Model Validation
Model validation ensures that machine learning models generalise well to unseen data by assessing their performance using independent validation sets
Selection Model Validation in evoML
- Create a New Trial
- Under Splitting Options, select Model Validation method. Existing model validation approaches:
- Holdout (all tasks)
- K-fold cross validation (classification & regression)
- Sliding window (timeseries)
- Expanding window (timeseries)
Model Validation Options
1. Holdout (all models)
The dataset is split into two subsets: one for training and one for validation.
Setting | Details |
---|---|
Size | The fraction of the training dataset to include in the validation subset. |
Keep order | Whether or not to shuffle the data. |
2. K-fold Cross Validation (Classification & Regression)

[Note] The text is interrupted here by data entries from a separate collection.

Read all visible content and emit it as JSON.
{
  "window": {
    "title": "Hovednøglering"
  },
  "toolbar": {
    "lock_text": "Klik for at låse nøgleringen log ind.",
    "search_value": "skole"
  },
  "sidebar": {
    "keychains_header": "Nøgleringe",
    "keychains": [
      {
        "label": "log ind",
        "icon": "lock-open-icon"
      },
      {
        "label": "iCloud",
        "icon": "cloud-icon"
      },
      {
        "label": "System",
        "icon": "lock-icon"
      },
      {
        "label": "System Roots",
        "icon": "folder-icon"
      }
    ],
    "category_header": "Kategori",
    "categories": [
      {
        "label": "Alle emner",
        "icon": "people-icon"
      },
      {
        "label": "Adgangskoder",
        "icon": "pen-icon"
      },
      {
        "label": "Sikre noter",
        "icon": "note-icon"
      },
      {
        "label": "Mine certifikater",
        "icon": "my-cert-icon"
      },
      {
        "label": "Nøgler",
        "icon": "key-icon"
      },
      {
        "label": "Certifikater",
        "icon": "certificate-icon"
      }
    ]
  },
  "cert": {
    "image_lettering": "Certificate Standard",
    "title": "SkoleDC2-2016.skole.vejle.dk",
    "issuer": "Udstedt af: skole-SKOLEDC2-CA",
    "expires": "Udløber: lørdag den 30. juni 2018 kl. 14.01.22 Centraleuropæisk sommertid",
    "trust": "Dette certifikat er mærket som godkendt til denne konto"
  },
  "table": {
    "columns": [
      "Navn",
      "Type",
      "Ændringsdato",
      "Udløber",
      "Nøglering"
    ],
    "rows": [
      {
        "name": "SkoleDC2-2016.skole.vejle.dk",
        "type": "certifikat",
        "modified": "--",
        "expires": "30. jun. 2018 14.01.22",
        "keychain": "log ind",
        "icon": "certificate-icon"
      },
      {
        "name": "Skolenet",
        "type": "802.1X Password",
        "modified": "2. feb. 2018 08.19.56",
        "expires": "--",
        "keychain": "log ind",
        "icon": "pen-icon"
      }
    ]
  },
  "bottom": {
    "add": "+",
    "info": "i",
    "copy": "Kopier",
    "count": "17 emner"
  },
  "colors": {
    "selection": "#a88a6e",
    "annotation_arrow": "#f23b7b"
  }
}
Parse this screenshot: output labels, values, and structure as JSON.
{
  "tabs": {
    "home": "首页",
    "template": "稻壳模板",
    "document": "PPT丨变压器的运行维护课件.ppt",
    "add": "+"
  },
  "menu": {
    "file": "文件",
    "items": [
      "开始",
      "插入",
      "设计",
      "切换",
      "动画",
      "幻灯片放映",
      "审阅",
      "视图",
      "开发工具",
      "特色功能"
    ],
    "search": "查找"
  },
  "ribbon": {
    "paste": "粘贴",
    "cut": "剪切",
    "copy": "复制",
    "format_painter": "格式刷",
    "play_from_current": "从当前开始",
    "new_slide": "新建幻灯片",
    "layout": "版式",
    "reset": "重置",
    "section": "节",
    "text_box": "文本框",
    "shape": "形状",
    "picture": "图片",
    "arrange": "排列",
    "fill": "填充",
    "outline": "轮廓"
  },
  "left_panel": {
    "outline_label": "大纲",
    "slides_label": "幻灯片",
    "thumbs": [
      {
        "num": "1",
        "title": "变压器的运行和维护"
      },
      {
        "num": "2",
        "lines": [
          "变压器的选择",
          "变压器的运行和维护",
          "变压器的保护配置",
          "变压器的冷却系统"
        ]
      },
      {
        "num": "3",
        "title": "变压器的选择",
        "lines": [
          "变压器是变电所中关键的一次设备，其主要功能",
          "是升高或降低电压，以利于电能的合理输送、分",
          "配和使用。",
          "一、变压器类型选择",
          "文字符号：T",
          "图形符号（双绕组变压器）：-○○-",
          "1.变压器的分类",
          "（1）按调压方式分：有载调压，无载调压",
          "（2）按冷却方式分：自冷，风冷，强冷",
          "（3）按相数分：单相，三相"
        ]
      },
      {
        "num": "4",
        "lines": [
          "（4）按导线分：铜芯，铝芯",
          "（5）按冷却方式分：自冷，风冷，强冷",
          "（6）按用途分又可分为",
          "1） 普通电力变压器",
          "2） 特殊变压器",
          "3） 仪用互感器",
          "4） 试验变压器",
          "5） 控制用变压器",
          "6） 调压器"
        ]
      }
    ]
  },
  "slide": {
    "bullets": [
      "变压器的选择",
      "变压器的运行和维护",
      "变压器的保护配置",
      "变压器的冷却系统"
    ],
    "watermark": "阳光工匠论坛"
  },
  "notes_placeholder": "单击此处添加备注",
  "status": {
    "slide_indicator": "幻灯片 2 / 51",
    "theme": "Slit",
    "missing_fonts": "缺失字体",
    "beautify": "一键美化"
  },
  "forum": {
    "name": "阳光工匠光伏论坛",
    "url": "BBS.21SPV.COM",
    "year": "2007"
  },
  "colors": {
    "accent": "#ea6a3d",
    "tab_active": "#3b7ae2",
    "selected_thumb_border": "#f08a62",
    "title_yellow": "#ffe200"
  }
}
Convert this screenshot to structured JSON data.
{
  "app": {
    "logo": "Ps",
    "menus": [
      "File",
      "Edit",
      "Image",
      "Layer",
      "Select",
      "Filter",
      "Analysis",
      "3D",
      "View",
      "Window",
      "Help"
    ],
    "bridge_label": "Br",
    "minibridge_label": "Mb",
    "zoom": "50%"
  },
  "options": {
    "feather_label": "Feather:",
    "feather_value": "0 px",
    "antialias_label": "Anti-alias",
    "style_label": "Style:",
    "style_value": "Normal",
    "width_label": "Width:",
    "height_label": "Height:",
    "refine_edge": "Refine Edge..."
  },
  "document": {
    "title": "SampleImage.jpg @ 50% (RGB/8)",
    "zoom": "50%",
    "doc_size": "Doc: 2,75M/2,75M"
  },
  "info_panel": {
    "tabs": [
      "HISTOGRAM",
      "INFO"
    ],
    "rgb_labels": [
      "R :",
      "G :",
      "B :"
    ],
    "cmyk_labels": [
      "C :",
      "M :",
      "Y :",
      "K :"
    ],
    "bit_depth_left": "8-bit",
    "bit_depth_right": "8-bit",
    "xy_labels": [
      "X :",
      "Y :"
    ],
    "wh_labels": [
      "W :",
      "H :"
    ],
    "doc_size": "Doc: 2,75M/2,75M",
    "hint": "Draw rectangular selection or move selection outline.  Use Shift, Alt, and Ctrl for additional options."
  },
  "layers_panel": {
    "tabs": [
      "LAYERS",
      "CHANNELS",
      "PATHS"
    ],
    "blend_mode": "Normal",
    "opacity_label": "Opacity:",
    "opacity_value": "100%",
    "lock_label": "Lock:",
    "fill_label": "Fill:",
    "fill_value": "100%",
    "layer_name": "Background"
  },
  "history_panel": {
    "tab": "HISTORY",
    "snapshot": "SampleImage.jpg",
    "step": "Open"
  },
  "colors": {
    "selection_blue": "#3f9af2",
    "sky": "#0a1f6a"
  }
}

The dataset is divided into K subsets. The model is trained on K-1 subsets and validated on the remaining one, repeating the process for each subset.
Setting | Details |
---|---|
K | Number of subsets into which to divide the training data. |
Keep order | Whether or not to shuffle the data. |
3. Sliding Window (Timeseries)
The model is trained on a fixed-length training window and validated on a forecast window. Both windows move forward in time by a defined slide length between rounds. An optional gap can be added between them.
Setting | Details |
---|---|
Evaluation Window | Number of time steps in the forecast window (typically 15% of the dataset). |
Train Window | Number of time steps in the training window (typically 45% of the dataset). |
Slide | Number of time steps by which both windows move forward between rounds (typically 15% of the dataset). |
4. Expanding Window (Timeseries)
The model is trained on an initially defined training window, which expands over time. The forecast window moves forward by a defined expansion length in each round. An optional gap can be added between them.
Setting | Details |
---|---|
Evaluation Window | Number of time steps in the forecast window (typically 15% of the dataset). |
Initial Train Window | Number of time steps in the first round of training (typically 45% of the dataset). |
Expansion Length | Number of time steps by which the training window grows in each subsequent round (typically 15% of dataset). |